1. combine the flax meal and boiling water and let sit for 10 minutes
2. add the coconut oil, coconut sugar, and apple cider vinegar
3. add the cinnamon, vanilla, sea salt, and black pepper
4. add in the hemp seeds
5. add the almond flour
6. add the raisins, chocolate, and walnuts
7. press into a rectangular baking dish lined with parchment
8. bake at 345 for 50 minutes
9. cut into bars
10. store in an airtight container when cool


TanyaL said...

Hi Stacey, have been looking at your recipes for a while, and want to try something. Can I, as a non-gluten adverse person, substitute back in stuff? like honey or brown sugar for coconut sugar? thanks, Tanya

stacey said...

Hi Tanya
When it comes to substituting sweeteners, it's a good idea to use a liquid sweetener to sub in for a liquid sweetener, and a dry sweetener for a dry sweetener. So, if something calls for agave or maple syrup or coconut nectar or honey, you could sub in each for each other. Likewise, cane sugar for coconut sugar. That will keep the texture and baking time reasonably consistent. However, there is a world of difference in how sweet different sweeteners are. BTW all of the sweeteners that you mention are also gluten free, the main difference it that sweeteners like coconut sugar are lower on the glycemic index, meaning they have less impact on your blood glucose levels, and thus need less insulin to balance you out. Cane sugar (whether organic evaporated can juice, succanat, or regular brown sugar) will be much sweeter than coconut sugar, although brown sugar with its somewhat dark and dirty nature has a bit of the character that coconut sugar brings to the table. If you want to use 1/2 cup of honey instead of 1/2 cup coconut sugar, you could always reduce the water (by up to 1/2 cup) ... I am willing to be if you google for it, you could find an exact amount of water to reduce it by ...

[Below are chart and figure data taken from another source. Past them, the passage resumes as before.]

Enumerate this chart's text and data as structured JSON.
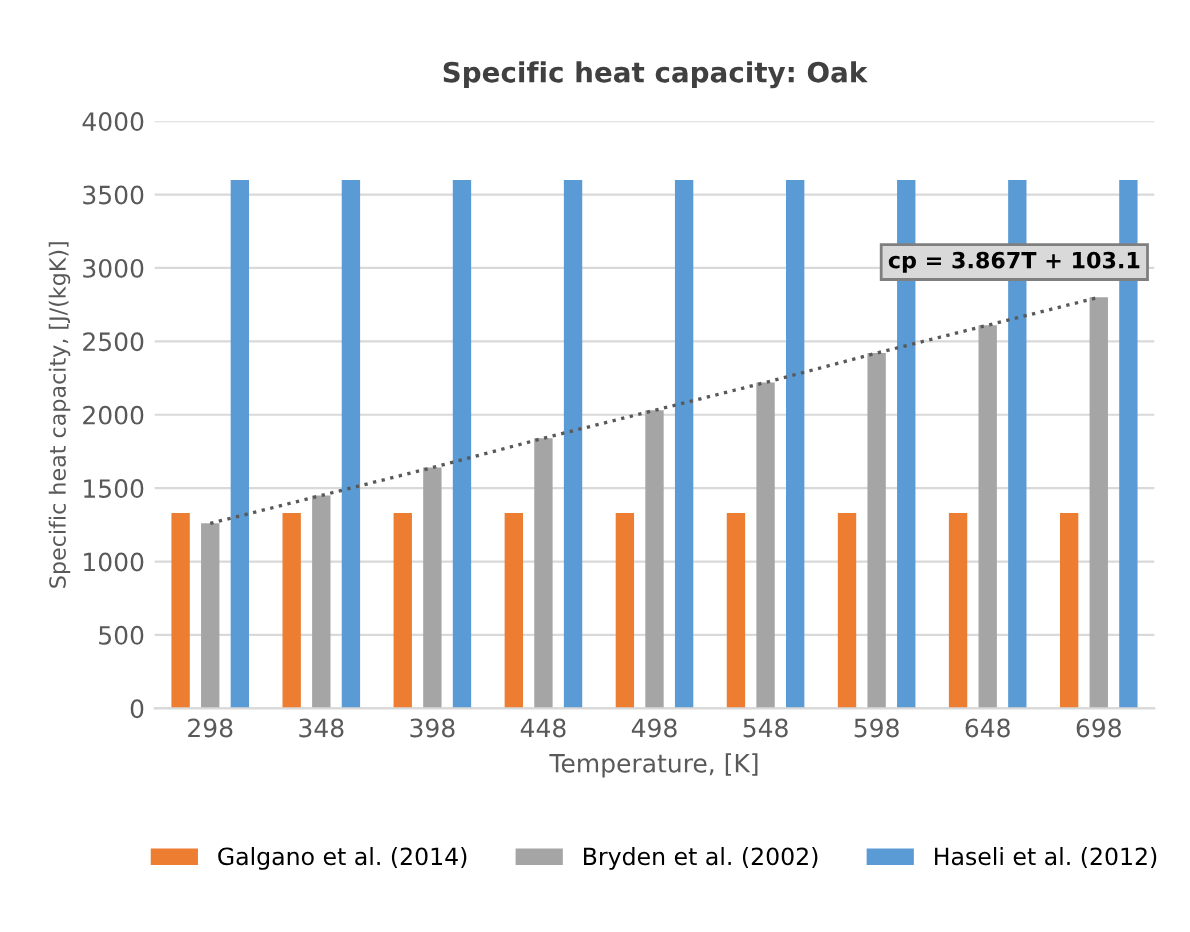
{
  "chart_data": {
    "type": "bar",
    "title": "Specific heat capacity: Oak",
    "xlabel": "Temperature, [K]",
    "ylabel": "Specific heat capacity, [J/(kgK)]",
    "categories": [
      "298",
      "348",
      "398",
      "448",
      "498",
      "548",
      "598",
      "648",
      "698"
    ],
    "series": [
      {
        "name": "Galgano et al. (2014)",
        "color": "#ed7d31",
        "values": [
          1330,
          1330,
          1330,
          1330,
          1330,
          1330,
          1330,
          1330,
          1330
        ]
      },
      {
        "name": "Bryden et al. (2002)",
        "color": "#a5a5a5",
        "values": [
          1260,
          1450,
          1640,
          1840,
          2030,
          2220,
          2420,
          2610,
          2800
        ]
      },
      {
        "name": "Haseli et al. (2012)",
        "color": "#5b9bd5",
        "values": [
          3600,
          3600,
          3600,
          3600,
          3600,
          3600,
          3600,
          3600,
          3600
        ]
      },
      {
        "type": "line",
        "color": "#595959",
        "line_style": "dotted",
        "values": [
          1260,
          1450,
          1640,
          1840,
          2030,
          2220,
          2420,
          2610,
          2800
        ]
      }
    ],
    "annotations": [
      "cp = 3.867T + 103.1"
    ],
    "ylim": [
      0,
      4000
    ],
    "yticks": [
      0,
      500,
      1000,
      1500,
      2000,
      2500,
      3000,
      3500,
      4000
    ],
    "grid": "y",
    "legend": "bottom"
  }
}
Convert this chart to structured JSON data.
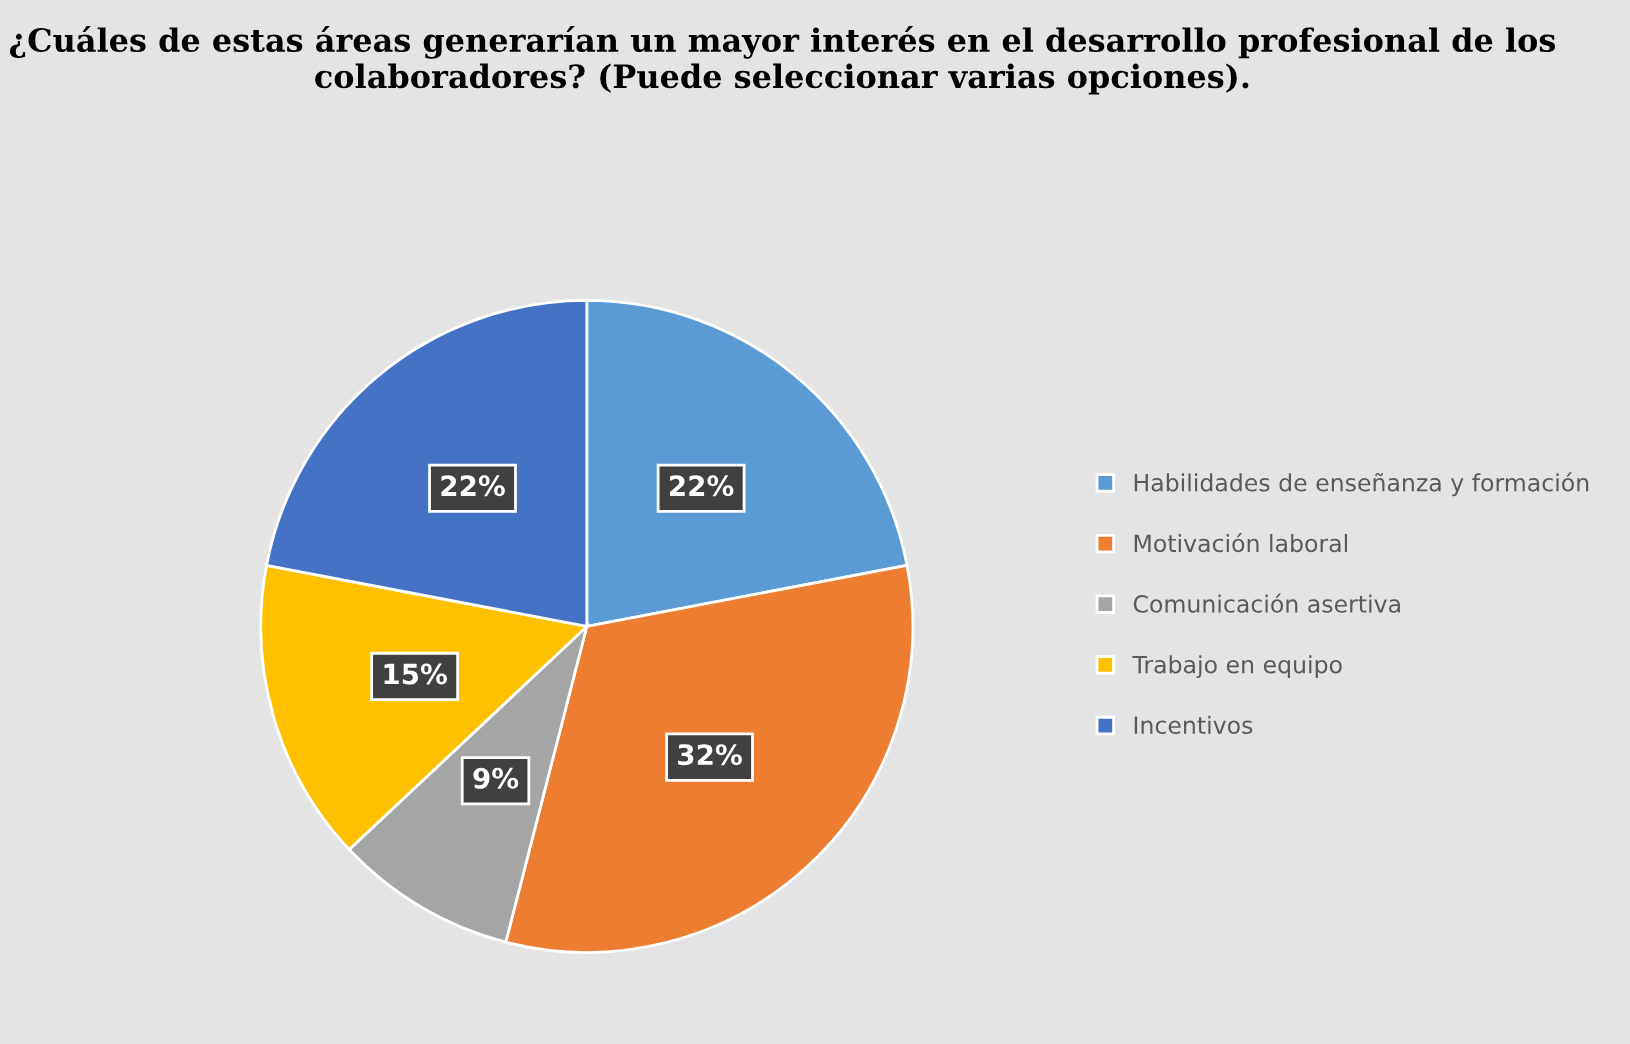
{
  "chart_data": {
    "type": "pie",
    "title": "¿Cuáles de estas áreas generarían un mayor interés en el desarrollo profesional de los colaboradores? (Puede seleccionar varias opciones).",
    "categories": [
      "Habilidades de enseñanza y formación",
      "Motivación laboral",
      "Comunicación asertiva",
      "Trabajo en equipo",
      "Incentivos"
    ],
    "values": [
      22,
      32,
      9,
      15,
      22
    ],
    "colors": [
      "#5b9bd5",
      "#ed7d31",
      "#a5a5a5",
      "#ffc000",
      "#4472c4"
    ],
    "value_labels": [
      "22%",
      "32%",
      "9%",
      "15%",
      "22%"
    ],
    "legend": "right"
  }
}
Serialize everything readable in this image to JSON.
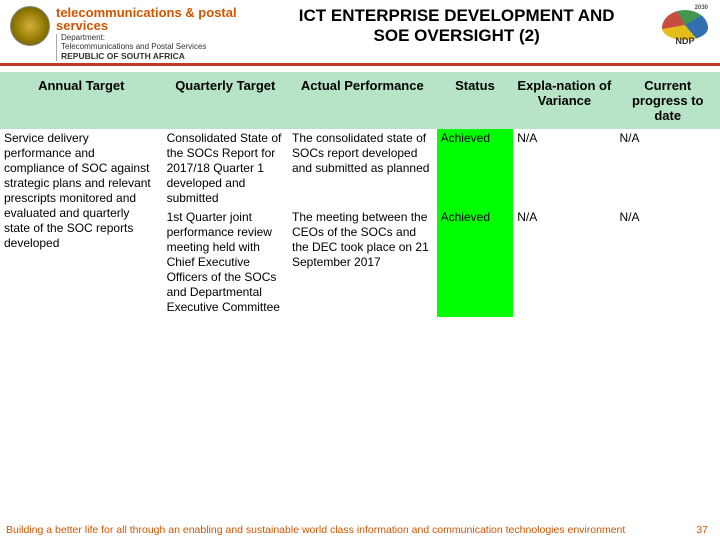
{
  "header": {
    "dept_title": "telecommunications & postal services",
    "dept_line1": "Department:",
    "dept_line2": "Telecommunications and Postal Services",
    "dept_line3": "REPUBLIC OF SOUTH AFRICA",
    "slide_title_l1": "ICT ENTERPRISE DEVELOPMENT AND",
    "slide_title_l2": "SOE OVERSIGHT (2)",
    "ndp_label": "NDP",
    "ndp_year": "2030"
  },
  "columns": {
    "c0": "Annual Target",
    "c1": "Quarterly Target",
    "c2": "Actual Performance",
    "c3": "Status",
    "c4": "Expla-nation of Variance",
    "c5": "Current progress to date"
  },
  "annual_target": "Service delivery performance and compliance of SOC against strategic plans and relevant prescripts monitored and evaluated and quarterly state of the SOC reports developed",
  "rows": [
    {
      "quarterly": "Consolidated State of the SOCs Report for 2017/18 Quarter 1 developed and submitted",
      "actual": "The consolidated state of SOCs report developed and submitted as planned",
      "status": "Achieved",
      "explanation": "N/A",
      "progress": "N/A"
    },
    {
      "quarterly": "1st Quarter joint performance review meeting held with Chief Executive Officers of the SOCs and Departmental Executive Committee",
      "actual": "The meeting between the CEOs of the SOCs and the DEC took place on 21 September 2017",
      "status": "Achieved",
      "explanation": "N/A",
      "progress": "N/A"
    }
  ],
  "footer": {
    "text": "Building a better life for all through an enabling and sustainable world class information and communication technologies environment",
    "page": "37"
  },
  "colors": {
    "header_green": "#b7e4c7",
    "status_green": "#00ff00",
    "accent_orange": "#d35400",
    "rule_red": "#c0392b"
  }
}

So, you're pretty safe subbing in sweeteners. However, if you want to start subbing in wheat flour for almond flour, it's going to need an entire revamping of ingredients and quantities, and I really wouldn't recommend doing that. Unless you love to experiment, in which case I'd love to hear about it after. :)

Hope that helps! And I'd love to hear how the substitutions go.